La Consulta sulle unioni civili: niente modifica dei dati anagrafici

Mercoledì 10 Ottobre 2018
La Consulta sulle unioni civili: niente modifica dei dati anagrafici
LA NORMA
ROMA Era un diritto «speciale» per le coppie unite da unione civile che, nell'idea originaria, si applicava automaticamente anche ai figli: la possibilità di annotare all'anagrafe e in tutti i documenti il doppio cognome assunto da uno dei due partner. Ieri, però, la Corte costituzionale, si è allineata all'interpretazione «restrittiva» contenuta nei decreti delegati che hanno dato attuazione concreta alla legge Cirinnà, del 2016. Nessun automatismo nel doppio cognome, che potrà essere citato nell'atto di unione, ma non avrà valore legale né «d'uso» come quello previsto per i matrimoni, hanno detto i giudici delle leggi, respingendo il ricorso presentato dall'avvocato Stefano Chinotti dell'associazione Rete Lanford Lgbt.
LA STORIA
A chiedere la trascrizione all'anagrafe del doppio cognome era stato Gianluca Zoffoli, unito civilmente a Giovanni Giovannini. La loro è stata la prima unione celebrata in Italia nell'estate 2016, subito dopo l'approvazione della legge e prima ancora che arrivassero, appunto, i decreti delegati: «Il nostro sindaco, di Lugo - racconta oggi Zoffoli - ci teneva particolarmente e a noi piaceva sposarci il giorno di San Giovanni, il 24 giugno. Siamo stati talmente pionieristici che i moduli che abbiamo compilato erano quelli del matrimonio». Alla celebrazione civile, arrivata dopo 11 anni di convivenza, Zoffoli ha fatto seguire la trascrizione del secondo cognome per tutti i documenti, incluso un porto d'armi e il passaporto. Nessun problema finché, a febbraio 2017, con una raccomandata, il comune gli fa sapere che tutte le modifiche saranno cancellate, «come previsto dai decreti»: «Abbiamo fatto ricorso alla Consulta e anche dopo questa sentenza mi chiedo se davvero sia finita - spiega - per noi è una battaglia importante, ma ad essere sconfitti non siamo noi ma le tante coppie, in maggioranza etero, che non potranno avere questo diritto».

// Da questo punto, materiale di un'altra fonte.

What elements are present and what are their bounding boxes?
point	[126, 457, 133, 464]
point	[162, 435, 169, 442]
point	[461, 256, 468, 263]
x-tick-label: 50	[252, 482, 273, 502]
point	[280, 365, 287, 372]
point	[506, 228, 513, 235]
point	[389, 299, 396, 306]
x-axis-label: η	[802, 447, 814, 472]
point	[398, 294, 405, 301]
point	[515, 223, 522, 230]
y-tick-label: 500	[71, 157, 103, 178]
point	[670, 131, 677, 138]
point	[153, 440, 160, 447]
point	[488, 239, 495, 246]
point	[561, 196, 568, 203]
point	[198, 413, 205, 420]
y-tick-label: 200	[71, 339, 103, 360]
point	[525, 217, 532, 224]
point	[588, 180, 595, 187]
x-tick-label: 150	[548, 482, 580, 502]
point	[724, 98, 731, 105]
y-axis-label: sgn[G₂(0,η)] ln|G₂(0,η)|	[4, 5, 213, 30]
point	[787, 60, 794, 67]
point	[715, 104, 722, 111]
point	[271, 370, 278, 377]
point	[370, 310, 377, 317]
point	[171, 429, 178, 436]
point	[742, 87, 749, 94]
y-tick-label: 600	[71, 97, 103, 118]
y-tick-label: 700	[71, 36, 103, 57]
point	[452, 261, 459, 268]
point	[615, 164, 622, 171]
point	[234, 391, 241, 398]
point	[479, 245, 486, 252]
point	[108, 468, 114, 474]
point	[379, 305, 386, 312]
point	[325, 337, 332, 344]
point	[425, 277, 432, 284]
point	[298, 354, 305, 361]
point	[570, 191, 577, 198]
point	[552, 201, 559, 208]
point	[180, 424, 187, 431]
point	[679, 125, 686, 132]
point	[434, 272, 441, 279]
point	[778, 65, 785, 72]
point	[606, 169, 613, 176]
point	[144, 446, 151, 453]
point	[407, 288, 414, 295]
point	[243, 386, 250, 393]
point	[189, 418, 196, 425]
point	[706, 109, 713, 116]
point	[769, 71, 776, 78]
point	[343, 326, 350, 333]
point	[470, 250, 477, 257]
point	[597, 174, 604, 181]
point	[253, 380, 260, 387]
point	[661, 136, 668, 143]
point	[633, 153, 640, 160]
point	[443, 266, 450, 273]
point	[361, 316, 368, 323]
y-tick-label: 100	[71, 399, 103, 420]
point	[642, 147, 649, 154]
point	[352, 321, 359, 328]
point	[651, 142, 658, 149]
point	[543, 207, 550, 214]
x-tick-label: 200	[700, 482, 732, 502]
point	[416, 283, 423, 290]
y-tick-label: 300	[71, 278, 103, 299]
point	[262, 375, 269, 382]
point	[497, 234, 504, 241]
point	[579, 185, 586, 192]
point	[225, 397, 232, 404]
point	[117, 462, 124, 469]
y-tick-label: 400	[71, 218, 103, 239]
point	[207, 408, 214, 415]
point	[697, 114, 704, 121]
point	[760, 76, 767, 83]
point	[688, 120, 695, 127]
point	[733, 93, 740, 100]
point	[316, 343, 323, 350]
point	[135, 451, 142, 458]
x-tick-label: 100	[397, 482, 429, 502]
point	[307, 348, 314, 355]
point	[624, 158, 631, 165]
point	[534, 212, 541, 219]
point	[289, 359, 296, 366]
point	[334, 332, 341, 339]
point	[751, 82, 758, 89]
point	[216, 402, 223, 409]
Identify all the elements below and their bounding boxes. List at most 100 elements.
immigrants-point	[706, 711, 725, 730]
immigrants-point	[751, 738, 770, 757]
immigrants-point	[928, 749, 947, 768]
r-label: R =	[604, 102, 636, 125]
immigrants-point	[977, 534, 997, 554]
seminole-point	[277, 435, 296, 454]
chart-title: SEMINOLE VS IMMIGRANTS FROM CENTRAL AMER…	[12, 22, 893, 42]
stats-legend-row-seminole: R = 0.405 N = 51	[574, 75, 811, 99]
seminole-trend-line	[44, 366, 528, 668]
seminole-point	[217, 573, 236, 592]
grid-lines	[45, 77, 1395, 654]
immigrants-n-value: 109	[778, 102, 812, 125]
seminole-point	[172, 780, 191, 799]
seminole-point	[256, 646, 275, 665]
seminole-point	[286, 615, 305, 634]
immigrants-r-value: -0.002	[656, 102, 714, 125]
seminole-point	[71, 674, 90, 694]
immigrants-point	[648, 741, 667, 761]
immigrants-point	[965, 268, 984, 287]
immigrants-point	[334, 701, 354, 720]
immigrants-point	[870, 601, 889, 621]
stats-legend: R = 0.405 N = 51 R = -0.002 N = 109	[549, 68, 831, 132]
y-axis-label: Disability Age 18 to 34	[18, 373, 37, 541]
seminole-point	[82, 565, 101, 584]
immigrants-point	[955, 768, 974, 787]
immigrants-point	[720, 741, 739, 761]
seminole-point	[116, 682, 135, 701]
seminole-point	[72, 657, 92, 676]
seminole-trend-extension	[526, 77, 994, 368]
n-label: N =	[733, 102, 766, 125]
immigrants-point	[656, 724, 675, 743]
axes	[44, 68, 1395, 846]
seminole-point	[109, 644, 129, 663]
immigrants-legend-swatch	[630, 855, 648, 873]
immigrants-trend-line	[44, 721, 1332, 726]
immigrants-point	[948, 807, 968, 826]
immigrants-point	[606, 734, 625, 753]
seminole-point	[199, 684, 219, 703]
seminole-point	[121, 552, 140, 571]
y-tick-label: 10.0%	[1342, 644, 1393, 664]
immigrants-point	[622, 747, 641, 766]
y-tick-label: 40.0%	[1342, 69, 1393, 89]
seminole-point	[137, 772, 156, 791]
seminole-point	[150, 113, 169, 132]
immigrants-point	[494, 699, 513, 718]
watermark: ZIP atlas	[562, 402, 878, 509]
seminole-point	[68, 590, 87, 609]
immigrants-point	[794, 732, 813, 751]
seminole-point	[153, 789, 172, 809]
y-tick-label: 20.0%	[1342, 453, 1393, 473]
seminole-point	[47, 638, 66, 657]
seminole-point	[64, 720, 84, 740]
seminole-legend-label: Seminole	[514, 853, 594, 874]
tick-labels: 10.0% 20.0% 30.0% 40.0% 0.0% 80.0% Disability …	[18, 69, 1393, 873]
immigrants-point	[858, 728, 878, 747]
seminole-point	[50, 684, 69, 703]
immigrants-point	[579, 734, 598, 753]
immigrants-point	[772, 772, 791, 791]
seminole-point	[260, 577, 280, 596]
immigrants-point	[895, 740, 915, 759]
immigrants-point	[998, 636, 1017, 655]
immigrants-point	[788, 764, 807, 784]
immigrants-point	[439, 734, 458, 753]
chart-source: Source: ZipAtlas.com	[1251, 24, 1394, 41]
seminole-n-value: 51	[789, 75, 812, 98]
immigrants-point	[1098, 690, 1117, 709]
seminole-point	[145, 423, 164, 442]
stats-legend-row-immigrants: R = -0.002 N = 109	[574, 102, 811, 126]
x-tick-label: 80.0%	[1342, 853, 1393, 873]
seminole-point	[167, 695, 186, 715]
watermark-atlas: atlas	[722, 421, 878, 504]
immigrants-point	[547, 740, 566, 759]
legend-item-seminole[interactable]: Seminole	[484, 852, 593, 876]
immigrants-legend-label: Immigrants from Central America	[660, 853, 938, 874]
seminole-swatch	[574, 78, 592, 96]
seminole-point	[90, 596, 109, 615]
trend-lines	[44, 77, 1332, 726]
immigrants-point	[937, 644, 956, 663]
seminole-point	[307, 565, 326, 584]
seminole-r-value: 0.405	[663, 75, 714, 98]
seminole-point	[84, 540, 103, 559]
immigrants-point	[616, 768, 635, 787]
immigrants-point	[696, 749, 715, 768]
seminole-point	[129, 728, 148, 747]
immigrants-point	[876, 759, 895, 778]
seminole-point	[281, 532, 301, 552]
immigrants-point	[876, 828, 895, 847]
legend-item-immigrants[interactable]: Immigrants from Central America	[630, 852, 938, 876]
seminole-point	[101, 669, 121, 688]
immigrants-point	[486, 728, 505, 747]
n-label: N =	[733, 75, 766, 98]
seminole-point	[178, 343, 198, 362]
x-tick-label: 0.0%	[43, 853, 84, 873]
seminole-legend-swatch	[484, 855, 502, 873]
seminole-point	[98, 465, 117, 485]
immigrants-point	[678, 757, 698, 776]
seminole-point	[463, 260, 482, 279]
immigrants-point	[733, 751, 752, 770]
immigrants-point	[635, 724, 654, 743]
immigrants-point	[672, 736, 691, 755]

La trascrizione del doppio cognome, previsto in alcuni paesi europei tra i quali la Germania, avrebbe creato per le unioni civili un regime tutto particolare e diverso da quello dei matrimoni. Dopo la riforma del codice di famiglia del 1975, infatti, la moglie (e solo la moglie) può aggiungere al proprio cognome quello del marito e fare istanza perché venga citato nel passaporto. Un doppio cognome «d'uso» che non viene, però, registrato all'anagrafe e non compare nella carta d'identità.
«La sentenza della Corte Costituzionale, se pur per la prima volta certifica la validità della legge sulle unioni civili, purtroppo salva i decreti attuativi», dice il portavoce del Gay center Fabrizio Marrazzo: «Un passo indietro rispetto alla legge sulle unioni civili ed i diritti delle coppie lesbiche e gay».